Sir Rod Eddington: This is clearly a much bigger issue than just transport. It is true for other areas and in the Lyons Report Michael Lyons' work on governance resonates with me. I looked narrowly at governance in the context of major transport projects and I looked at planning in the context of major transport projects, recognising that there are other issues which will bring those same two points to the table and you need a solution that works not just for transport but also for a broader church. Planning as I understand it is being examined right now and I would hope that Sir Michael Lyons' report will similarly forward the debate on the role of local and regional entities as opposed to the national entity. If you do not resolve those issues you will not change that reality.

Q108 Mr. David Clelland: Do you think the Transport Innovation Fund process will shed any light on all this?

Sir Rod Eddington: Personally I am a strong supporter of the Transport Innovation Fund.

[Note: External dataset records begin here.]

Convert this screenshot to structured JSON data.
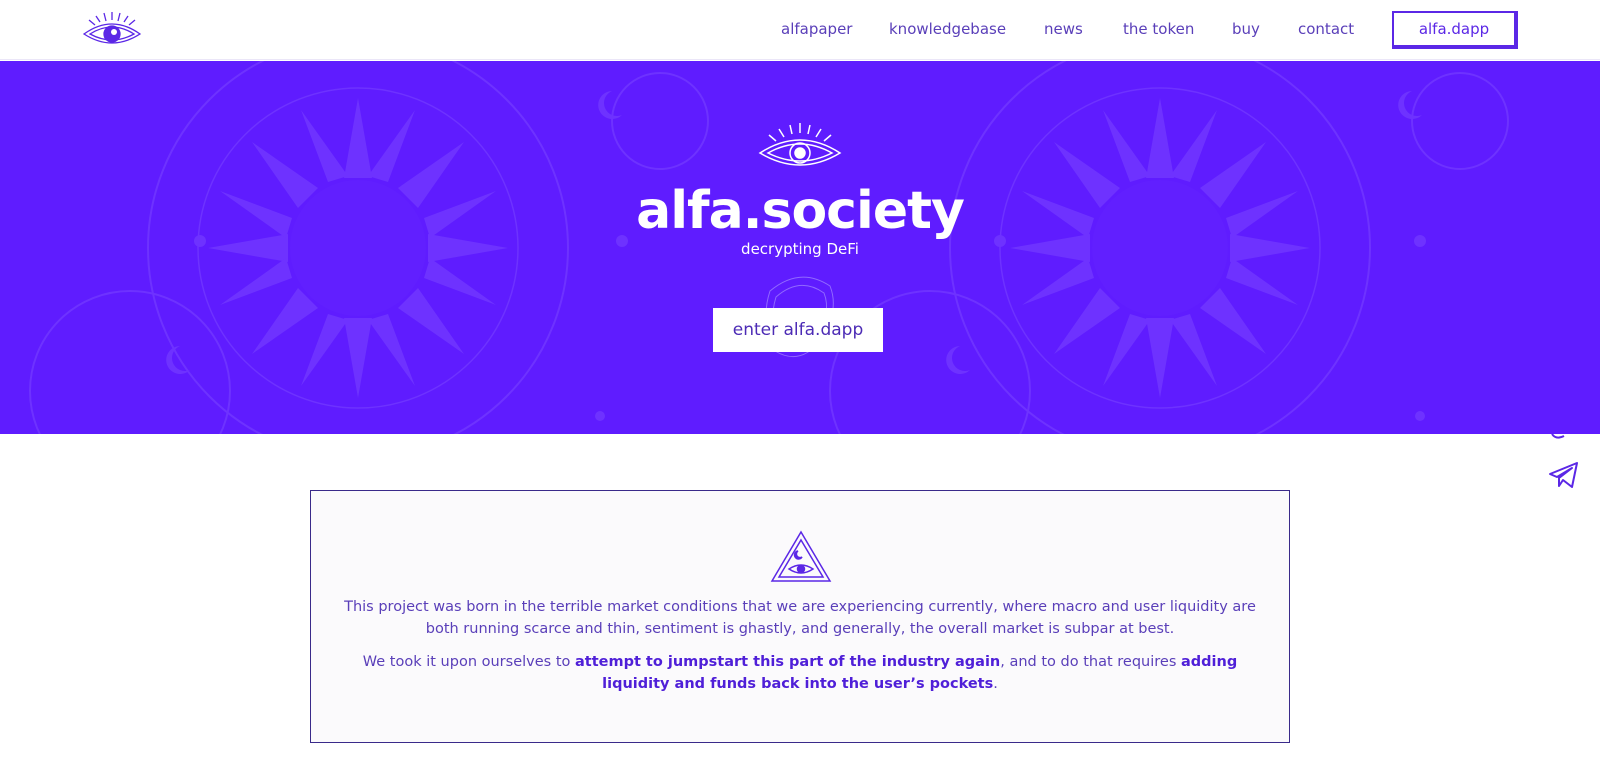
{
  "header": {
    "logo_icon": "eye-logo-icon",
    "nav": [
      {
        "label": "alfapaper"
      },
      {
        "label": "knowledgebase"
      },
      {
        "label": "news"
      },
      {
        "label": "the token"
      },
      {
        "label": "buy"
      },
      {
        "label": "contact"
      }
    ],
    "dapp_button": "alfa.dapp"
  },
  "hero": {
    "title": "alfa.society",
    "subtitle": "decrypting DeFi",
    "cta": "enter alfa.dapp",
    "background_color": "#5f1cff"
  },
  "social": {
    "icons": [
      "link-icon",
      "telegram-icon"
    ]
  },
  "card": {
    "icon": "pyramid-eye-icon",
    "p1": "This project was born in the terrible market conditions that we are experiencing currently, where macro and user liquidity are both running scarce and thin, sentiment is ghastly, and generally, the overall market is subpar at best.",
    "p2_a": "We took it upon ourselves to ",
    "p2_b": "attempt to jumpstart this part of the industry again",
    "p2_c": ", and to do that requires ",
    "p2_d": "adding liquidity and funds back into the user’s pockets",
    "p2_e": "."
  },
  "colors": {
    "accent": "#5b27e6",
    "text": "#5a3fb9",
    "hero": "#5f1cff"
  }
}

I would be, would I not? What do I mean by that? Because it looks first at trying to promote transport interventions that are pro-the economy and pro-growth, and, secondly, because one of the things it is looking to do is trying to help move the road pricing debate forward in a sensible and meaningful way, so I am a supporter of it but I do not think any piece of the jigsaw in isolation is going to get us where we need to go.

Q109 Mr. David Clelland: What role do you envisage for PTAs and local authorities?

Sir Rod Eddington: I think they are both important pieces of the jigsaw but I would draw back from those and say we have got to get it right not just for transport but for other things as well. PTAs and PTEs have a significant role but I would not start there. I would start with the challenges that you have raised about how we unblock the logjam and how we move it forward.

This is an uncorrected transcript of evidence taken in public and reported to the House. The transcript has been placed on the internet on the authority of the Committee. Neither witnesses nor Members have had the opportunity to correct the record. The transcript is not yet an approved formal record of these proceedings.